Visualisierung von Thalamocortical Axon Verzweigung und Synapse Bildung in organotypischen Kokulturen
概要
Dieses Protokoll beschreibt eine Methode für die gleichzeitige Darstellung von Thalamocortical Axon Verzweigung und Synapse Bildung in organotypischen Kokulturen des Thalamus und Großhirnrinde. Individuelle Thalamocortical Axone und ihre präsynaptischen Terminals werden durch eine einzelne Zelle Elektroporation Technik mit DsRed und GFP-Tags Synaptophysin visualisiert.
Abstract
Axon verzweigen und Synapse Bildung sind entscheidende Prozesse für die Festlegung der genauen neuronale Schaltkreise. Während der Entwicklung bilden sensorische Thalamocortical (TC) Axone Zweige und Synapsen in bestimmten Schichten der Großhirnrinde.
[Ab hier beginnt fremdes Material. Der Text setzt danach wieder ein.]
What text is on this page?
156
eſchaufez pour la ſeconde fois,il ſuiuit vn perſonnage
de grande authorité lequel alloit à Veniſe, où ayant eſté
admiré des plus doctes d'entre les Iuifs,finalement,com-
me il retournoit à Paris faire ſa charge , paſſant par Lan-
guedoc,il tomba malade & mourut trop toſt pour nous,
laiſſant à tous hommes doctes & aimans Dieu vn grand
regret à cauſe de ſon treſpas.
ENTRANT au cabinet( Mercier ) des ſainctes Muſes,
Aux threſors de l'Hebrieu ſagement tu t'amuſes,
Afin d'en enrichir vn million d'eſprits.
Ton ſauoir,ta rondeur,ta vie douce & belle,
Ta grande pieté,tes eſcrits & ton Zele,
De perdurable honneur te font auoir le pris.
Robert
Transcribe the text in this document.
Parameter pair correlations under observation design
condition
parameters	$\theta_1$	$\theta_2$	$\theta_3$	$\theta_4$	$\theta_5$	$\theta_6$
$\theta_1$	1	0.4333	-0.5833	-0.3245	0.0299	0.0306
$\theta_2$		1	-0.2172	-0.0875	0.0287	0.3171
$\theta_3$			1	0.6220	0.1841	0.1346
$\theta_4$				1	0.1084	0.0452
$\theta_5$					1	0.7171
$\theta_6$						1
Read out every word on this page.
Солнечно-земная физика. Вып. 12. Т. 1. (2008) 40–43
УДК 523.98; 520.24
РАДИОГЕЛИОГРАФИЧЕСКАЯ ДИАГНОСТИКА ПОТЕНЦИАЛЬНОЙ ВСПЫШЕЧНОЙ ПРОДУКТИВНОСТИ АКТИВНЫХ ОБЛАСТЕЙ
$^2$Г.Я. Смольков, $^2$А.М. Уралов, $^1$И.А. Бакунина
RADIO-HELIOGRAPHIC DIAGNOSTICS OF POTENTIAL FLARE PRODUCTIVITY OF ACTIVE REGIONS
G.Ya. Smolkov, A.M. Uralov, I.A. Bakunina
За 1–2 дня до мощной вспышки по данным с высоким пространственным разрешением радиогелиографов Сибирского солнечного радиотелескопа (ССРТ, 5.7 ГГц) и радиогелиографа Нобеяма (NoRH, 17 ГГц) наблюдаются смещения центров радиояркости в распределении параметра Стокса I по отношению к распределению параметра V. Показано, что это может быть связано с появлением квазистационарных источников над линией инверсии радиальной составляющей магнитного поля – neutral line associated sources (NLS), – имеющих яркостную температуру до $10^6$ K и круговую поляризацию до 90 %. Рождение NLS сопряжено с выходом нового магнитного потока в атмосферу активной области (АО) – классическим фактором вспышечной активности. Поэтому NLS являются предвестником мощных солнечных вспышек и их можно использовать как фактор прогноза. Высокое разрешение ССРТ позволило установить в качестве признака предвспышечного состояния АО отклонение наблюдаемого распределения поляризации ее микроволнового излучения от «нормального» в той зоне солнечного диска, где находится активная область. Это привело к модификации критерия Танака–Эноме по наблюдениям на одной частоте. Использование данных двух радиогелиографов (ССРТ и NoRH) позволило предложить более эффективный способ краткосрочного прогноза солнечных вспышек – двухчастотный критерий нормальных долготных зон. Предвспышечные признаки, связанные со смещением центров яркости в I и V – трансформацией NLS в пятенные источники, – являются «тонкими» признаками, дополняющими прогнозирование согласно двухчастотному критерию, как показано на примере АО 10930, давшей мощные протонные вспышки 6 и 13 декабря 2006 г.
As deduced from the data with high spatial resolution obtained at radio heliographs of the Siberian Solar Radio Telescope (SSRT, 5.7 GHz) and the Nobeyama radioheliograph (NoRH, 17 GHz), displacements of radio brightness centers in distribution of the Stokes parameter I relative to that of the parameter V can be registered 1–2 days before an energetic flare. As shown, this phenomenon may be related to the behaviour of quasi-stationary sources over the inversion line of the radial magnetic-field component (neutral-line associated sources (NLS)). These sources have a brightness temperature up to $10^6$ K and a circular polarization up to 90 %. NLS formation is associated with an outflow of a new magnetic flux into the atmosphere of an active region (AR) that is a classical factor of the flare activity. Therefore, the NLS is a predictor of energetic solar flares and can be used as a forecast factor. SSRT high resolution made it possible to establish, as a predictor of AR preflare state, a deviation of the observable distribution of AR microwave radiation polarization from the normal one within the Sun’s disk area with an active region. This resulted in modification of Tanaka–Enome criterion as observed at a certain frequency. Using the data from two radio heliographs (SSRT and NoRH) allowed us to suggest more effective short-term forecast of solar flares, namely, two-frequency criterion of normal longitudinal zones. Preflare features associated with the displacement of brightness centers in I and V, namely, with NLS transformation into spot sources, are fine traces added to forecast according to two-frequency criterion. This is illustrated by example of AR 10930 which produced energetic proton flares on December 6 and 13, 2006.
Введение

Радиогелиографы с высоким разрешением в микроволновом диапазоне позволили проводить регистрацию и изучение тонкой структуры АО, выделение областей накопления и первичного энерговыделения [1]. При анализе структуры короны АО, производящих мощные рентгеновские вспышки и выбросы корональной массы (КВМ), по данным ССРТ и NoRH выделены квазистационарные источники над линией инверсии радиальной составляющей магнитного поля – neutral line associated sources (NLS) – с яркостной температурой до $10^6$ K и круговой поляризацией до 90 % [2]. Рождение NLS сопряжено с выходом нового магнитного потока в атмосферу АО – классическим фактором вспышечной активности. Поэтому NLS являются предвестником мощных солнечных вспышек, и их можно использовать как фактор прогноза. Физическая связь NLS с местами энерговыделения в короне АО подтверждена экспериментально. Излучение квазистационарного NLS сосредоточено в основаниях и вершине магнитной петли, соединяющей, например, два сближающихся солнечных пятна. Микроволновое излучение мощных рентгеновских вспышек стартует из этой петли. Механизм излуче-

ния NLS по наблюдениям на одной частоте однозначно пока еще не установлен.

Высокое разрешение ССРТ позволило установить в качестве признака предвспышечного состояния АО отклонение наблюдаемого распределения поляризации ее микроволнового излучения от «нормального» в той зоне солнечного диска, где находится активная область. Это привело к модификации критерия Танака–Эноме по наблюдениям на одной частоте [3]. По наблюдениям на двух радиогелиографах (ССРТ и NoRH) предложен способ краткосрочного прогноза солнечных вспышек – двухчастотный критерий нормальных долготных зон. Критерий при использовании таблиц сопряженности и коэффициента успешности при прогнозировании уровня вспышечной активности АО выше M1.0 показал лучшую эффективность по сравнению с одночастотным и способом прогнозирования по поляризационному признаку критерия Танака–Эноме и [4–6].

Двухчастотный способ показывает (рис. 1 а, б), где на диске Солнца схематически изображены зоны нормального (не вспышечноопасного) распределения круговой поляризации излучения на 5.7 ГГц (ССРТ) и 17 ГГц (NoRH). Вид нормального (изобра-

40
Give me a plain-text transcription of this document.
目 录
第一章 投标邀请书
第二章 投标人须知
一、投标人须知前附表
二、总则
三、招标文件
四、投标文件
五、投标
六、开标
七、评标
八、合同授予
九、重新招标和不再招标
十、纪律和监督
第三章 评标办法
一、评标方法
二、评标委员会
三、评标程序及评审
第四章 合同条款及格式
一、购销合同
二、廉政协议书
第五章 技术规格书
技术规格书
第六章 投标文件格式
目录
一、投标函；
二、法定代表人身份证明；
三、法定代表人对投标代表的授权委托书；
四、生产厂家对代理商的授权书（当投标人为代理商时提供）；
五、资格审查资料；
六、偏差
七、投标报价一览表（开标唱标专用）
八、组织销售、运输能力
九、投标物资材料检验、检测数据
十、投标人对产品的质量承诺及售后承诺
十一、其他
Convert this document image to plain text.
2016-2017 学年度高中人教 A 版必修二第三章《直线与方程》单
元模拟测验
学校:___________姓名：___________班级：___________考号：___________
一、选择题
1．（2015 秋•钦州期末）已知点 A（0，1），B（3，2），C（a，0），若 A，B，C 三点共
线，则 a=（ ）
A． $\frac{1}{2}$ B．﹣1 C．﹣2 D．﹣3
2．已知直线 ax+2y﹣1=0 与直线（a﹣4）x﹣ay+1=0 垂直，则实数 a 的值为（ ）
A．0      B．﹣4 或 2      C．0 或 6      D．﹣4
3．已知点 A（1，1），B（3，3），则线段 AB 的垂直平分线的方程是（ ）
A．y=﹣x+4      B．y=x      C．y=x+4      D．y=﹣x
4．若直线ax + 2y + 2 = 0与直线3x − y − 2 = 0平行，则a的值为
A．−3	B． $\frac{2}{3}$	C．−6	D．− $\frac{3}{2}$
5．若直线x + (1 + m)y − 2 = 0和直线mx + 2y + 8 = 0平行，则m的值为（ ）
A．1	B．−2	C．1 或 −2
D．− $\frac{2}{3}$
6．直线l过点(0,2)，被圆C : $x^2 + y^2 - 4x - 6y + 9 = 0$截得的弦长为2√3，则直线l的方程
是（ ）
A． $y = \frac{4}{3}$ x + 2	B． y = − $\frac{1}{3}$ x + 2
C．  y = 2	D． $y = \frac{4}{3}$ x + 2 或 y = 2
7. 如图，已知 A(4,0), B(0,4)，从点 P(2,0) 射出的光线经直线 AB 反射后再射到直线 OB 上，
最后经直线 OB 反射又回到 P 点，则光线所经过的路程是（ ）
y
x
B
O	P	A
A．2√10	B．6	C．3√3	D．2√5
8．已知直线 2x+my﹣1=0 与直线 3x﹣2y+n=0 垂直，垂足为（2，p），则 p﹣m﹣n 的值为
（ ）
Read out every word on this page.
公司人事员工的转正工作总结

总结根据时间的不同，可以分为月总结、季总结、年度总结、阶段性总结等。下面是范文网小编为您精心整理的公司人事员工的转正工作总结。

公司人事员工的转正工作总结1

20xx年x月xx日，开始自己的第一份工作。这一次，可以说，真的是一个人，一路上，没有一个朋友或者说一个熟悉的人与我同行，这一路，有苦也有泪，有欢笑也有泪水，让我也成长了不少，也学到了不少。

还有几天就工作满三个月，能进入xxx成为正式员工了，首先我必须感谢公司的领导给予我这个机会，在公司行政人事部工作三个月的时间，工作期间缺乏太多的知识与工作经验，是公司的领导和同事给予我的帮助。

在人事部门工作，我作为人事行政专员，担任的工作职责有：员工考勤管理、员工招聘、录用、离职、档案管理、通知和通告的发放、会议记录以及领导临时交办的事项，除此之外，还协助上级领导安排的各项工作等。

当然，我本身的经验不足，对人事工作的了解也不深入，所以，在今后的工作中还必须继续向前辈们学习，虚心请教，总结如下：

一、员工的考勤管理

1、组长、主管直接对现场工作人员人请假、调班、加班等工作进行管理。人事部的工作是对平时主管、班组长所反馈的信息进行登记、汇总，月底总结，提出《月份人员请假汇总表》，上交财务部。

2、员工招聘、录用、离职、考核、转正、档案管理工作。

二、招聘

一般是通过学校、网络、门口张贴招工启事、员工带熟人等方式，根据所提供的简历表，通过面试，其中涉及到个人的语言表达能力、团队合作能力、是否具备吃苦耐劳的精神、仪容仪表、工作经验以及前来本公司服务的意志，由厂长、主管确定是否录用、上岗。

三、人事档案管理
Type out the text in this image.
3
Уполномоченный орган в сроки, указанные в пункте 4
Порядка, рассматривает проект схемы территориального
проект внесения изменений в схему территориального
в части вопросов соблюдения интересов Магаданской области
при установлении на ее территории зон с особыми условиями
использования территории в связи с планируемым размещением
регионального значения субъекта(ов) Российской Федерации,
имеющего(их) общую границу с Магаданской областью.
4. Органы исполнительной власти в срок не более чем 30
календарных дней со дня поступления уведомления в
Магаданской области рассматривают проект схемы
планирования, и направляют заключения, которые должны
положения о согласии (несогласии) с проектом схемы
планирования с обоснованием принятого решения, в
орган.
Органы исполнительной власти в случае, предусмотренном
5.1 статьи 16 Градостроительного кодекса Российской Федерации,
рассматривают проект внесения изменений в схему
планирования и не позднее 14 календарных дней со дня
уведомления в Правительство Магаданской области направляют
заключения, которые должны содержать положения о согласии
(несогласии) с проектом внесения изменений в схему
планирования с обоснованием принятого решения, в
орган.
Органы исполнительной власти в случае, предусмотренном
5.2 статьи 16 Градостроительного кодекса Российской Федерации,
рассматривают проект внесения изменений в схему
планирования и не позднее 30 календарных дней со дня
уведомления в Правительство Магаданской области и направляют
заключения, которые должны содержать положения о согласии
Trotz der offensichtlichen räumliche Korrelation zwischen Axon verzweigen und Synapse Bildung ist die kausale Beziehung zwischen ihnen kaum verstanden. Um dieses Problem zu beheben, haben wir vor kurzem eine Methode für die gleichzeitige Darstellung von Verzweigungen und Synapse Bildung von individuellen TC Axone in organotypischen Kokulturen entwickelt.
Dieses Protokoll beschreibt eine Methode besteht aus einer Kombination von organotypischen Coculture und Elektroporation. Organotypischen Kokulturen des Thalamus und Großhirnrinde erleichtern, Genmanipulation und Beobachtung der axonalen Prozesse, Erhaltung der charakteristischen Strukturen wie laminar Konfiguration. Zwei unterschiedliche Plasmide Codierung DsRed und Verschlagwortet mit EGFP Synaptophysin (SYP-EGFP) wurden Co transfizierten in eine kleine Anzahl von Thalamische Neurone durch Elektroporation-Technik. Diese Methode erlaubt uns, individuelle axonalen Morphologien von TC Neuronen und ihren präsynaptischen Websites gleichzeitig visualisieren. Die Methode aktiviert auch Langzeit-Beobachtung, der den ursächlichen Zusammenhang zwischen Axon verzweigen und Synapse Bildung offenbart.
Introduction
Die Thalamocortical (TC) Projektion in das Gehirn von Säugetieren ist ein geeignetes System, Axon Guidance und targeting Mechanismen zu untersuchen. Während der Entwicklung wachsen sensorische TC Axone in die kortikale Platte und Form Zweige und Synapsen bevorzugt in Schicht IV der primären sensorischen Bereiche in der Großhirnrinde1,2. Auch nach Gründung der grundlegenden Verbindungen sind abhängig von Veränderungen der Umwelt3,4axonalen Lauben und synaptischen Terminals umgebaut. Jedoch wie TC Axon Morphologie dynamisch geändert ist schlecht verstanden. Einer der Hauptgründe ist das Fehlen einer angemessenen Technik, strukturelle Veränderungen auf eine einzelne Zellenebene zu beobachten. Obwohl jüngste Entwicklungen in der Mikroskopie, wie zwei-Photonen-Mikroskopie, direkten Beobachtung von lebenden kortikale Neuronen in Vivoerlaubt haben, gibt es noch technische Einschränkungen für die Erfassung der gesamten TC Trajektorien5, 6. daher, in-vitro- Methoden für live Aufnahmen von TC Axone böte leistungsstarke Tools für Strukturanalysen der Axon verzweigen und Synapse Formation.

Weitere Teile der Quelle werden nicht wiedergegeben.